During the first days over half of the refugees arrived with the intention of proceeding to private destinations and the CAB teams had to find out whether families could be collected, if they had enough money for fares and enough English to enable them to travel independently. Most of the planes arrived in the early hours of the morning and many of them were full of people who were in a state of shock, so it was hard and stressful work.

For example,CAB workers had to meet people from a plane which had been loaded with passengers and luggage at Entebbe when the Ugandan authorities objected to something concerning the last family who should have joined the flight. All the passengers and luggage were taken off the plane and searched again with consequent delay. On another occasion the women and children were all put on one plane and the men were held and then put on a second plane, with the result that the women were completely hysterical with fear on their arrival.

One of the CAB workers who helped at Stansted said, "These were people who had been frightened and intimidated, lost their homes and possessions, often their businesses and livelihoods, many even told of being stripped of their personal jewelry. We tried to make the bureaucratic process as human and as friendly as possible - just CAB on a large and concentrated scale.”

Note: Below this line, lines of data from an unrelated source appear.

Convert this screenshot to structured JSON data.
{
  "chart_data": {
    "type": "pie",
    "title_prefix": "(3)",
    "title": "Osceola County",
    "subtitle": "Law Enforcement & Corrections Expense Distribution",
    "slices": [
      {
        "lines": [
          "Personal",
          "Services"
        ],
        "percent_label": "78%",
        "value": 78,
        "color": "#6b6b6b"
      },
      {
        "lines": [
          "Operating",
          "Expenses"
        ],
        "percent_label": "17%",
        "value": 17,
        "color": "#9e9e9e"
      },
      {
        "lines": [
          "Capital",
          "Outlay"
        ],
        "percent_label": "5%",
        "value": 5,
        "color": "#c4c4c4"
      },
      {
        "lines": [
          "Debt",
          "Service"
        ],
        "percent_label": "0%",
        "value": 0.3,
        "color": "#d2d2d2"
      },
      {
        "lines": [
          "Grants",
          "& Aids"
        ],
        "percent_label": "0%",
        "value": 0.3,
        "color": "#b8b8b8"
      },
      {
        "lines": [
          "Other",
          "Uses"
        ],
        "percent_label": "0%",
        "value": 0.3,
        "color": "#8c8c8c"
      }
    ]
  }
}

Many refugees ended up in resettlement camps where other CAB workers were involved when they arrived. CAB workers in camps in Lincolnshire found most urgent need was for maps. “These people had been snatched from their homes, transported across continents, bundled into coaches and trains, and now they wanted to know where they were!” British Rail supplied rail maps - useful for workers to point out relative position of camps and where their relatives might be living.